Le robbe di Milena
Milena è una località davvero particolare grazie alla sua struttura urbanistica priva della“centralità”, elemento tipico agli altri comuni limitrofi, e conosciuta soprattutto per le “robbe” (circa sessanta), piccoli nuclei abitativi disposti in gruppi o a notevole distanza l’uno dall’altro. L’origine di queste modeste abitazioni è di carattere squisitamente pratico: le terre dei feudi di Milocca, Caprarìa, Aquilìa e Cimicìa, dei monaci Cassinesi del Monastero di S. Martino delle Scale di Monreale, venivano assegnate a “censo”, ovvero in affitto, e dato che i comuni erano distanti tra loro, la gente e i viandanti costruivano delle modeste abitazioni lungo le regie trazzere o vicino alle sorgenti d’acqua e lì si trasferivano temporaneamente.

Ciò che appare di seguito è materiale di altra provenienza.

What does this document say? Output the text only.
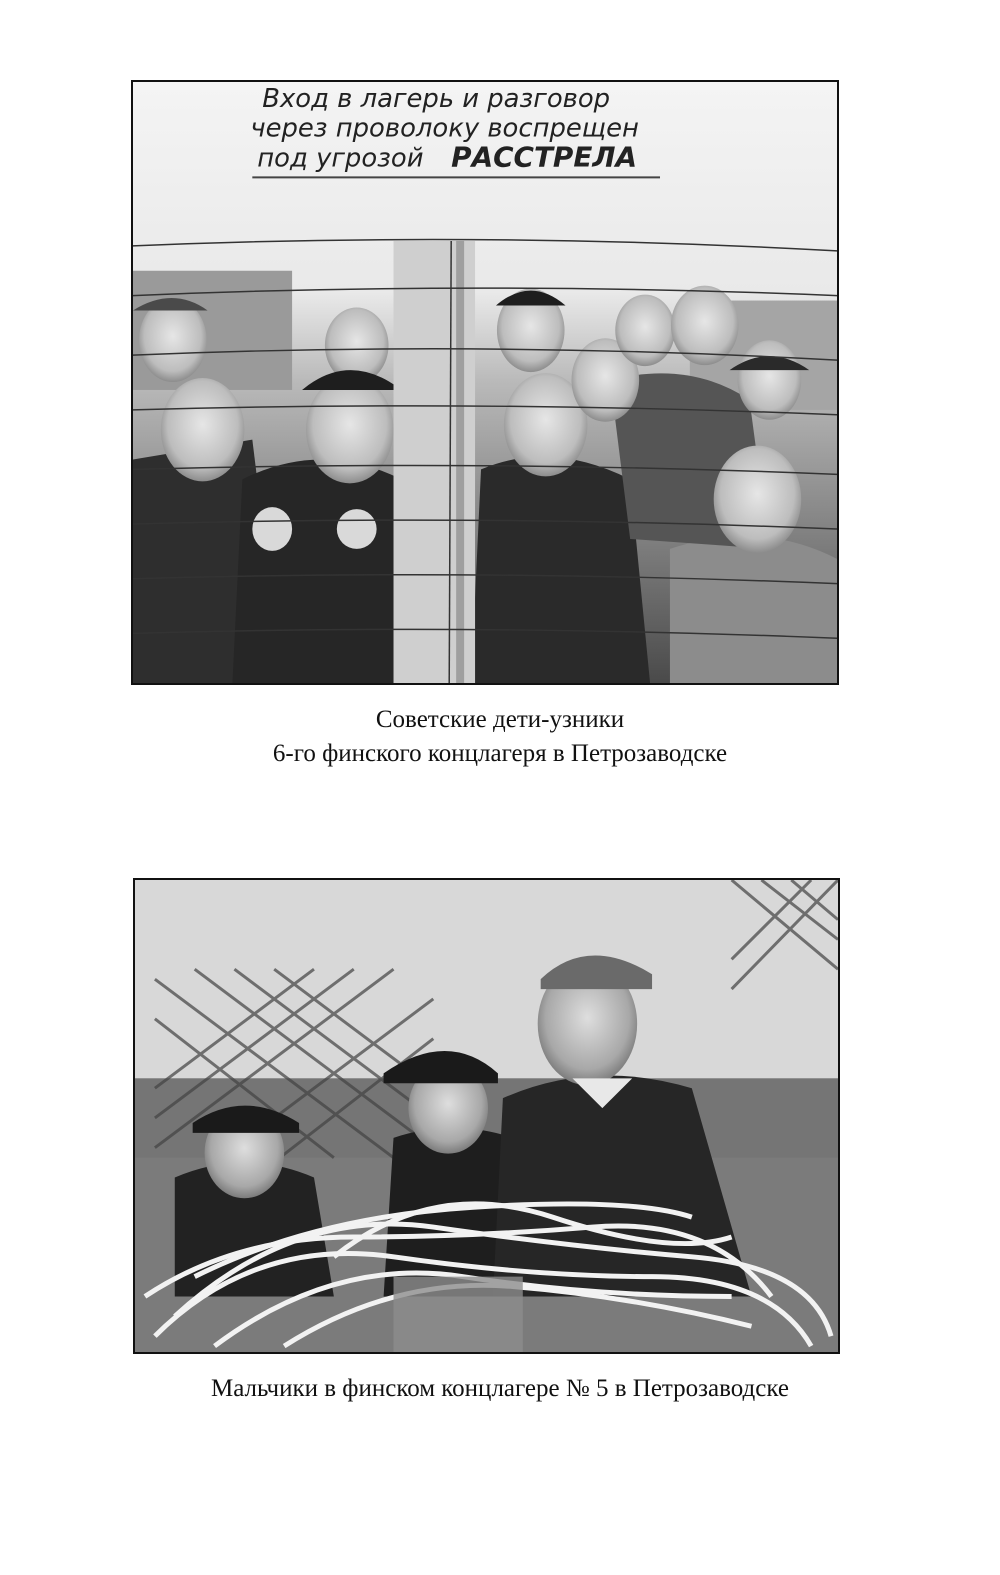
Вход в лагерь и разговор
через проволоку воспрещен
под угрозой РАССТРЕЛА
Советские дети-узники
6-го финского концлагеря в Петрозаводске
Мальчики в финском концлагере № 5 в Петрозаводске
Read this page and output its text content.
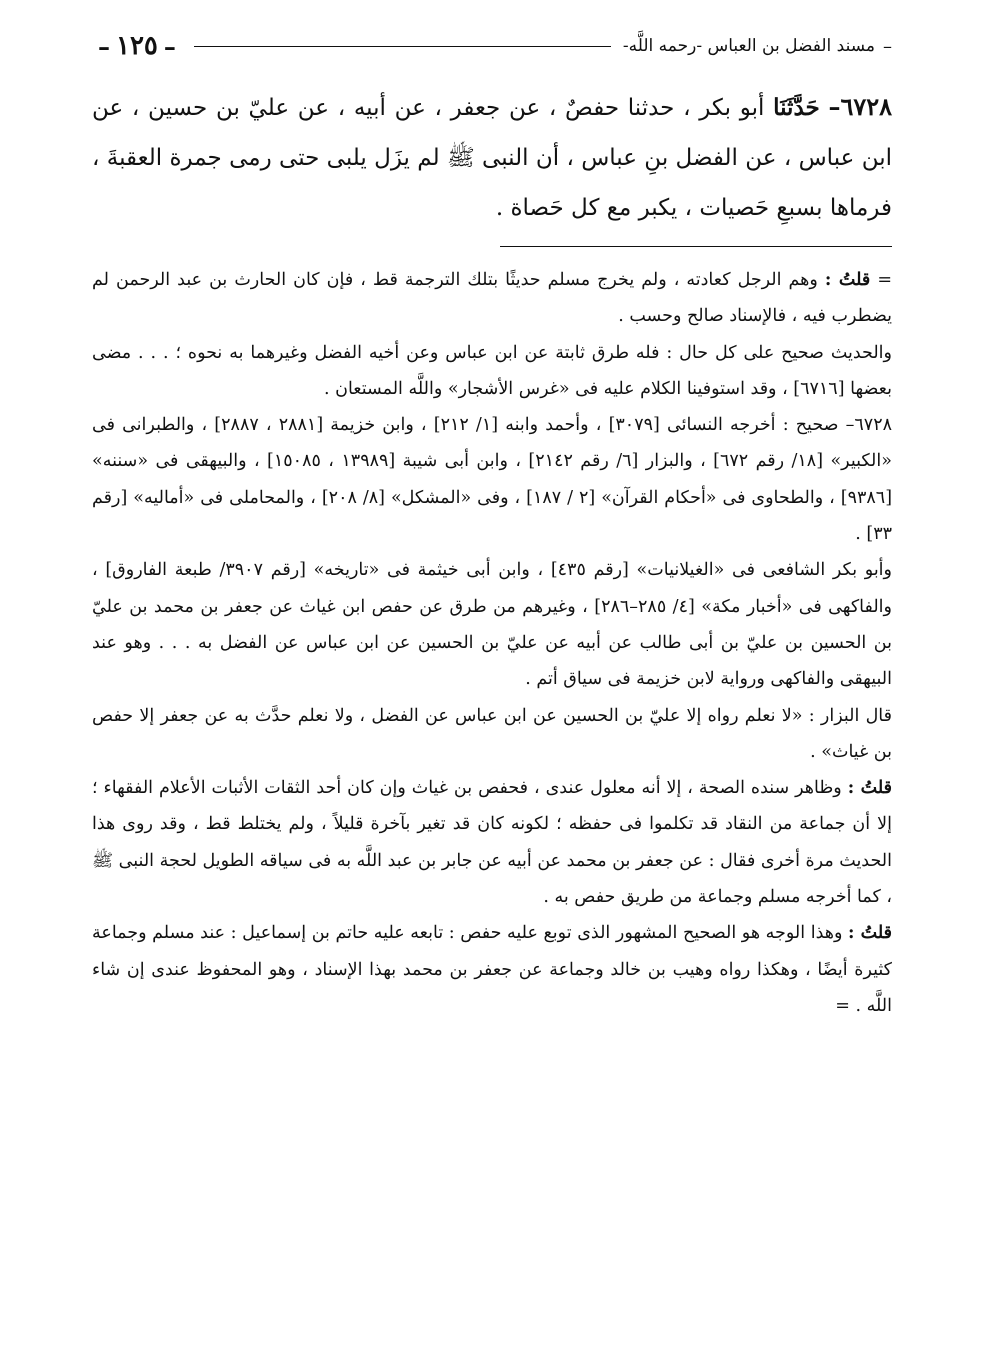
– ١٢٥ –	مسند الفضل بن العباس -رحمه اللَّه- –

٦٧٢٨– حَدَّثَنَا أبو بكر ، حدثنا حفصٌ ، عن جعفر ، عن أبيه ، عن عليّ بن حسين ، عن ابن عباس ، عن الفضل بنِ عباس ، أن النبى ﷺ لم يزَل يلبى حتى رمى جمرة العقبةَ ، فرماها بسبعِ حَصيات ، يكبر مع كل حَصاة .

= قلتُ : وهم الرجل كعادته ، ولم يخرج مسلم حديثًا بتلك الترجمة قط ، فإن كان الحارث بن عبد الرحمن لم يضطرب فيه ، فالإسناد صالح وحسب .

والحديث صحيح على كل حال : فله طرق ثابتة عن ابن عباس وعن أخيه الفضل وغيرهما به نحوه ؛ . . . مضى بعضها [٦٧١٦] ، وقد استوفينا الكلام عليه فى «غرس الأشجار» واللَّه المستعان .

٦٧٢٨– صحيح : أخرجه النسائى [٣٠٧٩] ، وأحمد وابنه [١/ ٢١٢] ، وابن خزيمة [٢٨٨١ ، ٢٨٨٧] ، والطبرانى فى «الكبير» [١٨/ رقم ٦٧٢] ، والبزار [٦/ رقم ٢١٤٢] ، وابن أبى شيبة [١٣٩٨٩ ، ١٥٠٨٥] ، والبيهقى فى «سننه» [٩٣٨٦] ، والطحاوى فى «أحكام القرآن» [٢ / ١٨٧] ، وفى «المشكل» [٨/ ٢٠٨] ، والمحاملى فى «أماليه» [رقم ٣٣] .

وأبو بكر الشافعى فى «الغيلانيات» [رقم ٤٣٥] ، وابن أبى خيثمة فى «تاريخه» [رقم ٣٩٠٧/ طبعة الفاروق] ، والفاكهى فى «أخبار مكة» [٤/ ٢٨٥–٢٨٦] ، وغيرهم من طرق عن حفص ابن غياث عن جعفر بن محمد بن عليّ بن الحسين بن عليّ بن أبى طالب عن أبيه عن عليّ بن الحسين عن ابن عباس عن الفضل به . . . وهو عند البيهقى والفاكهى ورواية لابن خزيمة فى سياق أتم .

قال البزار : «لا نعلم رواه إلا عليّ بن الحسين عن ابن عباس عن الفضل ، ولا نعلم حدَّث به عن جعفر إلا حفص بن غياث» .

قلتُ : وظاهر سنده الصحة ، إلا أنه معلول عندى ، فحفص بن غياث وإن كان أحد الثقات الأثبات الأعلام الفقهاء ؛ إلا أن جماعة من النقاد قد تكلموا فى حفظه ؛ لكونه كان قد تغير بآخرة قليلاً ، ولم يختلط قط ، وقد روى هذا الحديث مرة أخرى فقال : عن جعفر بن محمد عن أبيه عن جابر بن عبد اللَّه به فى سياقه الطويل لحجة النبى ﷺ ، كما أخرجه مسلم وجماعة من طريق حفص به .

قلتُ : وهذا الوجه هو الصحيح المشهور الذى توبع عليه حفص : تابعه عليه حاتم بن إسماعيل : عند مسلم وجماعة كثيرة أيضًا ، وهكذا رواه وهيب بن خالد وجماعة عن جعفر بن محمد بهذا الإسناد ، وهو المحفوظ عندى إن شاء اللَّه . =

Le “robbe” erano organizzate nei cosiddetti “villaggi”, ciascuno dei quali corrispondeva, nella maggior parte dei casi, ad un gruppo parentale: il nome della robba, infatti, traeva origine dal cognome o dalla “’ngiuria” (soprannome) della famiglia. Le famiglie provenivano dai comuni limitrofi ai feudi ed in particolare da Sutera, Campofranco, Montedoro, Grotte, Racalmuto ed altri ancora.
Al giorno d’oggi Milena ha assunto un volto nuovo e moderno e le “robbe” non hanno più l’aspetto originale, in quanto appaiono inglobate nel centro urbano.